La carta es pequeña, la cocina ofrece platos caseros sencillos: desde salchichas vienesas y patatas fritas hasta variaciones de ensalada y pastel de carne. Del menú semanal, pedimos "tostadas marinadas con queso de oveja" y "ensalada de salchichas con pan", acompañadas de dos spritzers de zumo de manzana. La joven y simpática camarera es rápida, nuestra comida llega enseguida, está preparada con cariño y sabe realmente bien. Los comensales de la mesa de al lado tampoco tienen que esperar mucho. Incluso hay tiempo suficiente para tomar un espresso después de comer y dar un breve paseo digestivo por el Büsingpark. Así, vigorizados y refrescados, nos alegramos de empezar la segunda mitad de la jornada laboral.

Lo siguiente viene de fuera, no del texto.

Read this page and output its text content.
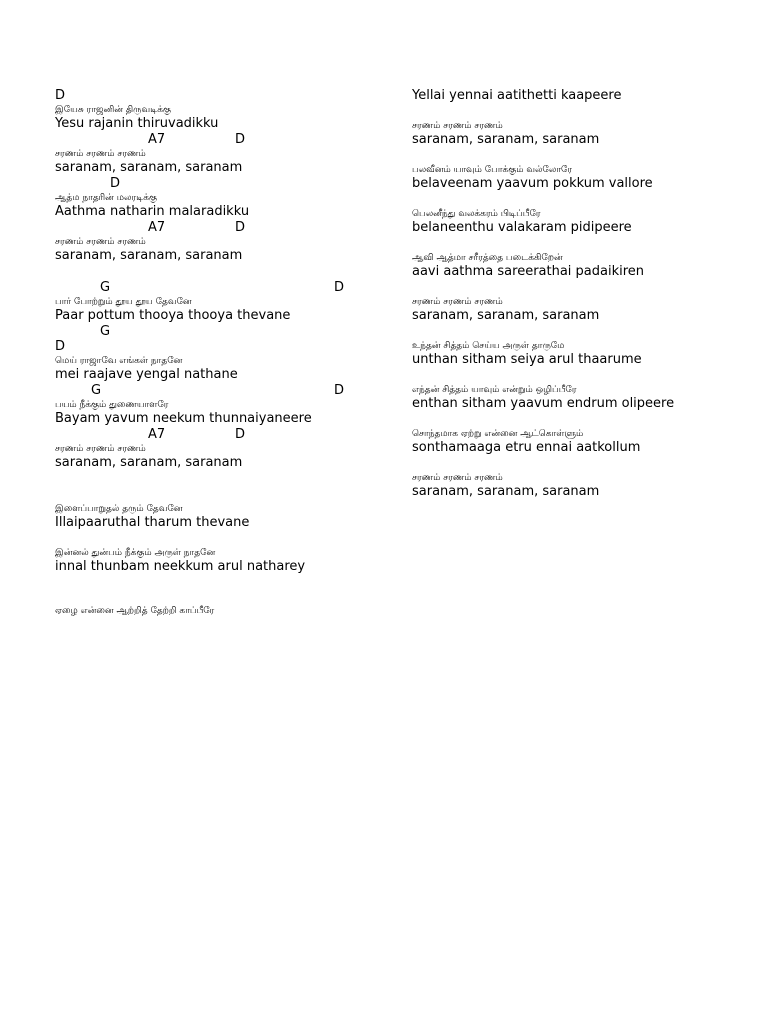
D
இயேசு ராஜனின் திருவடிக்கு
Yesu rajanin thiruvadikku
A7	D
சரணம் சரணம் சரணம்
saranam, saranam, saranam
D
ஆத்ம நாதரின் மலரடிக்கு
Aathma natharin malaradikku
A7	D
சரணம் சரணம் சரணம்
saranam, saranam, saranam
G	D
பார் போற்றும் தூய தூய தேவனே
Paar pottum thooya thooya thevane
G
D
மெய் ராஜாவே எங்கள் நாதனே
mei raajave yengal nathane
G	D
பயம் நீக்கும் துணையாளரே
Bayam yavum neekum thunnaiyaneere
A7	D
சரணம் சரணம் சரணம்
saranam, saranam, saranam
இளைப்பாறுதல் தரும் தேவனே
Illaipaaruthal tharum thevane
இன்னல் துன்பம் நீக்கும் அருள் நாதனே
innal thunbam neekkum arul natharey
ஏழை என்னை ஆற்றித் தேற்றி காப்பீரே
Yellai yennai aatithetti kaapeere
சரணம் சரணம் சரணம்
saranam, saranam, saranam
பலவீனம் யாவும் போக்கும் வல்லோரே
belaveenam yaavum pokkum vallore
பெலனீந்து வலக்கரம் பிடிப்பீரே
belaneenthu valakaram pidipeere
ஆவி ஆத்மா சரீரத்தை படைக்கிறேன்
aavi aathma sareerathai padaikiren
சரணம் சரணம் சரணம்
saranam, saranam, saranam
உந்தன் சித்தம் செய்ய அருள் தாருமே
unthan sitham seiya arul thaarume
எந்தன் சித்தம் யாவும் என்றும் ஒழிப்பீரே
enthan sitham yaavum endrum olipeere
சொந்தமாக ஏற்று என்னை ஆட்கொள்ளும்
sonthamaaga etru ennai aatkollum
சரணம் சரணம் சரணம்
saranam, saranam, saranam
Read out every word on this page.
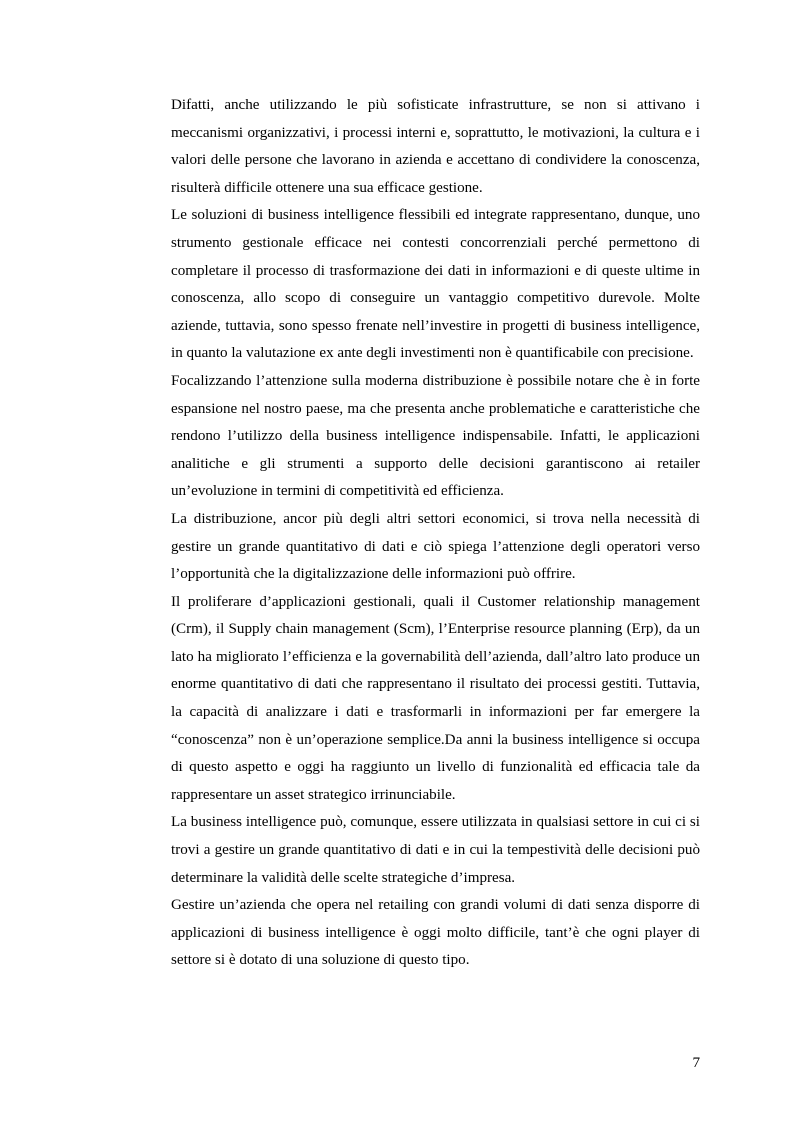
Difatti, anche utilizzando le più sofisticate infrastrutture, se non si attivano i meccanismi organizzativi, i processi interni e, soprattutto, le motivazioni, la cultura e i valori delle persone che lavorano in azienda e accettano di condividere la conoscenza, risulterà difficile ottenere una sua efficace gestione.

Le soluzioni di business intelligence flessibili ed integrate rappresentano, dunque, uno strumento gestionale efficace nei contesti concorrenziali perché permettono di completare il processo di trasformazione dei dati in informazioni e di queste ultime in conoscenza, allo scopo di conseguire un vantaggio competitivo durevole. Molte aziende, tuttavia, sono spesso frenate nell’investire in progetti di business intelligence, in quanto la valutazione ex ante degli investimenti non è quantificabile con precisione.

Focalizzando l’attenzione sulla moderna distribuzione è possibile notare che è in forte espansione nel nostro paese, ma che presenta anche problematiche e caratteristiche che rendono l’utilizzo della business intelligence indispensabile. Infatti, le applicazioni analitiche e gli strumenti a supporto delle decisioni garantiscono ai retailer un’evoluzione in termini di competitività ed efficienza.

La distribuzione, ancor più degli altri settori economici, si trova nella necessità di gestire un grande quantitativo di dati e ciò spiega l’attenzione degli operatori verso l’opportunità che la digitalizzazione delle informazioni può offrire.

Il proliferare d’applicazioni gestionali, quali il Customer relationship management (Crm), il Supply chain management (Scm), l’Enterprise resource planning (Erp), da un lato ha migliorato l’efficienza e la governabilità dell’azienda, dall’altro lato produce un enorme quantitativo di dati che rappresentano il risultato dei processi gestiti. Tuttavia, la capacità di analizzare i dati e trasformarli in informazioni per far emergere la “conoscenza” non è un’operazione semplice.Da anni la business intelligence si occupa di questo aspetto e oggi ha raggiunto un livello di funzionalità ed efficacia tale da rappresentare un asset strategico irrinunciabile.

La business intelligence può, comunque, essere utilizzata in qualsiasi settore in cui ci si trovi a gestire un grande quantitativo di dati e in cui la tempestività delle decisioni può determinare la validità delle scelte strategiche d’impresa.

Gestire un’azienda che opera nel retailing con grandi volumi di dati senza disporre di applicazioni di business intelligence è oggi molto difficile, tant’è che ogni player di settore si è dotato di una soluzione di questo tipo.

7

En verano nos sentamos fuera, en otoño miramos desde dentro las coloridas hojas que caen de los viejos árboles. En el pequeño nicho a la izquierda, detrás de la entrada, hay un busto de la controvertida mujer que dio nombre al centro: Frieda Rudolph, concejala en los años 50 y conocida como el "ángel de los pobres". Ella y otros activistas consiguieron que se construyera aquí una residencia de ancianos. Pero en los años 80, cada vez acudían menos ancianos. El edificio permaneció vacío durante muchos años, hasta que en 2009 se transformó en un café en un lugar idílico. El café del pueblo pertenece a los talleres sin ánimo de lucro Hainbachtal, una rama de la Asociación para el Bienestar de los Trabajadores. Cuando se fundó el café, se crearon seis puestos de trabajo para personas con discapacidad, que se ocupan de la cocina y los clientes seis días a la semana junto con el personal especializado. El resultado es lo que muchos asiduos consideran el mejor lugar de la ciudad para charlar con los amigos y la pausa perfecta para comer.
Horarios de apertura
De lunes a viernes, de 11.00 a 18.00 h.; domingos, de 14.00 a 18.00 h.